McCaffery's suit notes the paper ran a short item on March 24 under the heading "Amplification," reporting that Rapaport was on leave at the time that particular referral was made in 2007. McCaffery at the time was a judge in Superior Court.

Referral fees, which are legal in Pennsylvania, are paid to compensate a lawyer for bringing a client to a firm if the litigation is successful. McCaffery listed the income on his financial-disclosure forms, as required by state law.

The Inquirer reported that firms with which Rapaport had a financial relationship appeared before the Supreme Court 11 times on unrelated cases. McCaffery, the paper reported, did not disclose those ties in court.

The high court's chief justice, Ronald D. Castille, quoted in the stories along with other legal experts, said he saw the financial relationships as a potential conflict of interest. After the articles' publication, the court adopted rules prohibiting judges from hiring relatives or sitting on corporate boards.

In Wednesday's suit, Rassias said that the payments were routine and proper and that McCaffery and Rapaport were innocent of any unethical or illegal conduct - statements that echoed Rassias' stance as described in the original stories.

He said that by publishing the articles, Marimow sought to advance the agendas of friends and business contacts "whose interests and motivations were completely adverse to . . . McCaffery."

The complaint cited testimony from a November court battle between Inquirer co-owners Lewis Katz and George E. Norcross III, in which the newspaper's publisher, Robert J. Hall, questioned the front-page placement of the original story and called it "seriously flawed because it implied that Justice McCaffery and his wife, Lise Rapaport, had done something wrong."
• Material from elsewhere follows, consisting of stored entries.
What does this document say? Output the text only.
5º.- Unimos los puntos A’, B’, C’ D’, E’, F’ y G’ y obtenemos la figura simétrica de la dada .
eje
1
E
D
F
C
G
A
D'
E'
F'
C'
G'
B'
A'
At the time, Katz was seeking court action to have Hall removed from his post and reinstate Marimow, who had been fired Oct. 7. Both men remain in their posts.
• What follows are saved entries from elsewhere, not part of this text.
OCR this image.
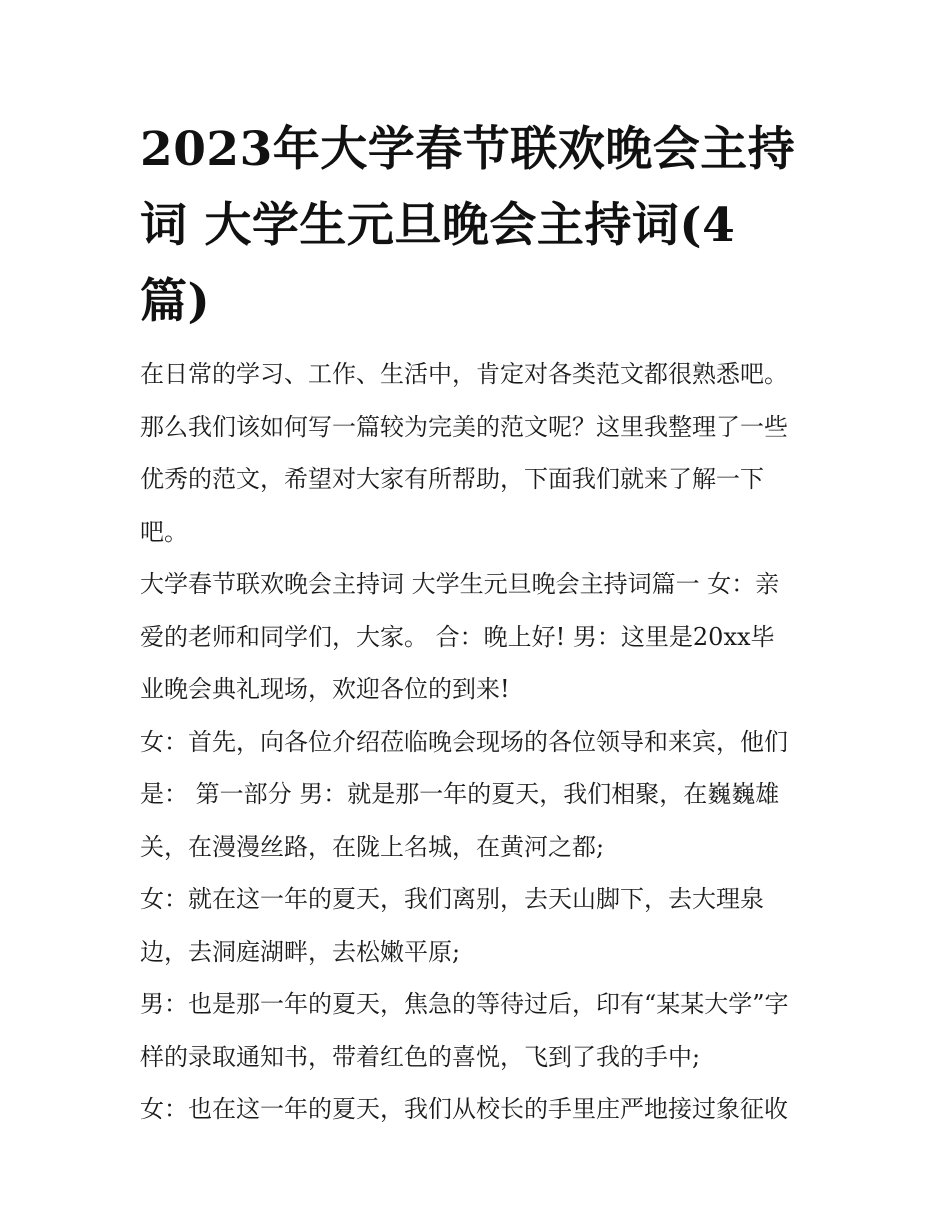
2023年大学春节联欢晚会主持
词 大学生元旦晚会主持词(4
篇)
在日常的学习、工作、生活中，肯定对各类范文都很熟悉吧。
那么我们该如何写一篇较为完美的范文呢？这里我整理了一些
优秀的范文，希望对大家有所帮助，下面我们就来了解一下
吧。
大学春节联欢晚会主持词 大学生元旦晚会主持词篇一 女：亲
爱的老师和同学们，大家。 合：晚上好! 男：这里是20xx毕
业晚会典礼现场，欢迎各位的到来!
女：首先，向各位介绍莅临晚会现场的各位领导和来宾，他们
是： 第一部分 男：就是那一年的夏天，我们相聚，在巍巍雄
关，在漫漫丝路，在陇上名城，在黄河之都;
女：就在这一年的夏天，我们离别，去天山脚下，去大理泉
边，去洞庭湖畔，去松嫩平原;
男：也是那一年的夏天，焦急的等待过后，印有“某某大学”字
样的录取通知书，带着红色的喜悦，飞到了我的手中;
女：也在这一年的夏天，我们从校长的手里庄严地接过象征收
Rassias declined to comment on Wednesday's suit or the allegations made in it against Marimow.

The editor, in an interview, said: "The only agenda in this story was to scrutinize an issue of public importance - the ideal governance of the Pennsylvania court administration."

In addition to The Inquirer, the suit names as defendants the Philadelphia Daily News, Philly.com, and the parent company of all three, Interstate General Media.

Daily News editor Michael Days and editorial cartoonist Signe Wilkinson were also sued for their involvement with a June 16 cartoon featuring McCaffery and Rapaport.

The complaint also names Intertrust GCN, a limited partnership set up by IGM minority stakeholder Katz.

General American Holdings, the limited-partnership firm held by Norcross, IGM's majority stakeholder, was not specifically targeted in the suit - a decision Intertrust lawyer Richard A. Sprague has questioned in court filings.

This month, Sprague also filed a motion seeking the recusal of all of Philadelphia's Common Pleas Court judges from McCaffery's case, citing the justices' extensive personal and professional ties to the local bench.

No ruling has been made on Sprague's request.